Perhaps even more potent as a scare tactic has been
the use of the term “state socialism.” The phrase’s silliness begins, but does
not end, with the fact that it is redundant (socialism is, by definition, state ownership or control of private resources).
It also has become a default fallback position against any recourse to
change, no matter how necessary--and has even been turned around against its own users.
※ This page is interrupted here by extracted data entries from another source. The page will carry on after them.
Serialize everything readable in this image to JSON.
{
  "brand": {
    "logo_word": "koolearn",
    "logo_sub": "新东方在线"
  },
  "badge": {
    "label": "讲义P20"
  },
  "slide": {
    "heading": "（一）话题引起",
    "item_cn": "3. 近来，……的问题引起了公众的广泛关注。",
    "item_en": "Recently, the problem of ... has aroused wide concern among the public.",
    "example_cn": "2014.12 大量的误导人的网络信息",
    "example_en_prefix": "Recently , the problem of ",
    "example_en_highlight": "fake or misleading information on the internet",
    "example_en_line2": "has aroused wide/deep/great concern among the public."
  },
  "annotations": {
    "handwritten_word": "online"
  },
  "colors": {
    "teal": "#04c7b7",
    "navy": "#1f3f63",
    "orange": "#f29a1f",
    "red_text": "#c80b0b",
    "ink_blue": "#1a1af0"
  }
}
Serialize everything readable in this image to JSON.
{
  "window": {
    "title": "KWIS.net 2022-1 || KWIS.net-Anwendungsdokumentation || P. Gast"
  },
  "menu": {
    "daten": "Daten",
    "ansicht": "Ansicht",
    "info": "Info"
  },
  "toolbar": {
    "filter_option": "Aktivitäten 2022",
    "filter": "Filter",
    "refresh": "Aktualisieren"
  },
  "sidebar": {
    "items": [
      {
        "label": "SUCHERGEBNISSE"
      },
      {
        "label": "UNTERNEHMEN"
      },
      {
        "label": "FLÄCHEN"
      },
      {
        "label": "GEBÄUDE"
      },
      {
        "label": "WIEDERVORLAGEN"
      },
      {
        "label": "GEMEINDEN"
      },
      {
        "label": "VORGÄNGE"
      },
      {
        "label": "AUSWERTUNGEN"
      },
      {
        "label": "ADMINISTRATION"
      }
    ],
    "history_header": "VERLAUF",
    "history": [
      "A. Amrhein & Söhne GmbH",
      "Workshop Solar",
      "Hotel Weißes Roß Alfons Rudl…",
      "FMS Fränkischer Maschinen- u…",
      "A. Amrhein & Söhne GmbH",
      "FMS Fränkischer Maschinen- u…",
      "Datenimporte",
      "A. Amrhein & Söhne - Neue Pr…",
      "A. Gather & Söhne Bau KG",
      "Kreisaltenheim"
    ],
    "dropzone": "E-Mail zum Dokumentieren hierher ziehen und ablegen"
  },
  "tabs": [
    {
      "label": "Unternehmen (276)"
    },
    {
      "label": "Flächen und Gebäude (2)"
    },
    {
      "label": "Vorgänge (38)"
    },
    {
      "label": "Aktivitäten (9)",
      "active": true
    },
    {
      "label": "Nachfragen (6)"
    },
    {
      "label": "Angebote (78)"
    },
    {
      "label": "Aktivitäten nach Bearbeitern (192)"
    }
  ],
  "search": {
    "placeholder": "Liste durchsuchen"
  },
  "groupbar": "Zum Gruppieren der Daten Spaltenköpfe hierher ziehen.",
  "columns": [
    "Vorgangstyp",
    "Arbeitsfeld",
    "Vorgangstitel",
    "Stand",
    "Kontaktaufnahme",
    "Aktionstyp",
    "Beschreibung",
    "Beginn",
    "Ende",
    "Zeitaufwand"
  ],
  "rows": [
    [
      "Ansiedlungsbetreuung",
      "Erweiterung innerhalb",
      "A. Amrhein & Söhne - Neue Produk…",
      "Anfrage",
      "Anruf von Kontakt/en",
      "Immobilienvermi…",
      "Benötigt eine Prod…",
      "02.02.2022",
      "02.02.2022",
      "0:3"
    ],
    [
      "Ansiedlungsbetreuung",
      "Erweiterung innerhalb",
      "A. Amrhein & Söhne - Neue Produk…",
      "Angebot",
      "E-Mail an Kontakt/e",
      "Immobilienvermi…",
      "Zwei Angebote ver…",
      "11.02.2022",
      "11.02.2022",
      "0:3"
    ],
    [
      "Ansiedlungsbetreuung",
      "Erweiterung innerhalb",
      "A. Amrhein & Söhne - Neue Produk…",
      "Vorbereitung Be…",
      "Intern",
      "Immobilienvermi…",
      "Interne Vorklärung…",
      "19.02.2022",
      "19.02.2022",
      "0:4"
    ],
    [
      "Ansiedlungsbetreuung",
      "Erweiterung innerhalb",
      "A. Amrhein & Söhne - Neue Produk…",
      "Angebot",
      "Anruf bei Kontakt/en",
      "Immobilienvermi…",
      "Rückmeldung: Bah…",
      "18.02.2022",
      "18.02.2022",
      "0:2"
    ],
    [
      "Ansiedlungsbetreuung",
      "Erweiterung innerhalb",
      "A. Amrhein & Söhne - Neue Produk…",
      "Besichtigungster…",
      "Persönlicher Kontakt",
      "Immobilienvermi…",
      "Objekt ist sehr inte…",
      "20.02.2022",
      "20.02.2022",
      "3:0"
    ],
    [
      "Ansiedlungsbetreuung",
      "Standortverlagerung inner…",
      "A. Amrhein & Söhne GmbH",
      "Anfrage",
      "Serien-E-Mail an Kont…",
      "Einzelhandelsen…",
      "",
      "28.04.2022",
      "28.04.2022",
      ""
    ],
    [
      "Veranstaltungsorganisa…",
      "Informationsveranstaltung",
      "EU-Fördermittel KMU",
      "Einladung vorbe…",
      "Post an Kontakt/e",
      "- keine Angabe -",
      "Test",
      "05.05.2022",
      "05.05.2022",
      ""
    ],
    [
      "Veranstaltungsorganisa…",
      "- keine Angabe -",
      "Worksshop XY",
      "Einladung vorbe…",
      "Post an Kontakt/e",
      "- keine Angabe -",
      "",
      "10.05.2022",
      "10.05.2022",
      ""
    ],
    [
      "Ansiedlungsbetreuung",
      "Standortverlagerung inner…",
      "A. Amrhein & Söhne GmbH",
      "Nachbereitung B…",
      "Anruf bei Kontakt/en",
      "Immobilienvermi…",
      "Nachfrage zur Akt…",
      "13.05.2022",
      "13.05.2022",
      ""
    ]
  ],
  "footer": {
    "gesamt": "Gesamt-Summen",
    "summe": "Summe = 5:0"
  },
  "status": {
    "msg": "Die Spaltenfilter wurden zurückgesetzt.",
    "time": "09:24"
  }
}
Newt Gingrich’s 2012 campaign manifesto, for
instance, was called To Save America:
Stopping Obama's Secular-Socialist Machine. The former Speaker of the House’s
adoption of the epithet “Socialist,” however, did not preclude use of the term
by his Republican primary opponent, Michelle Bachmann, who referred to him as
a “frugal socialist” for his support for the Medicare Part D prescription drug
entitlement program.”
Over the years, the damage to the American economy
by Republicans when they hold power from the ‘20s and ‘30s has been overcome.
But the poison introduced to the
American body politic with the phrase “rugged individualism” has been far more difficult to eradicate.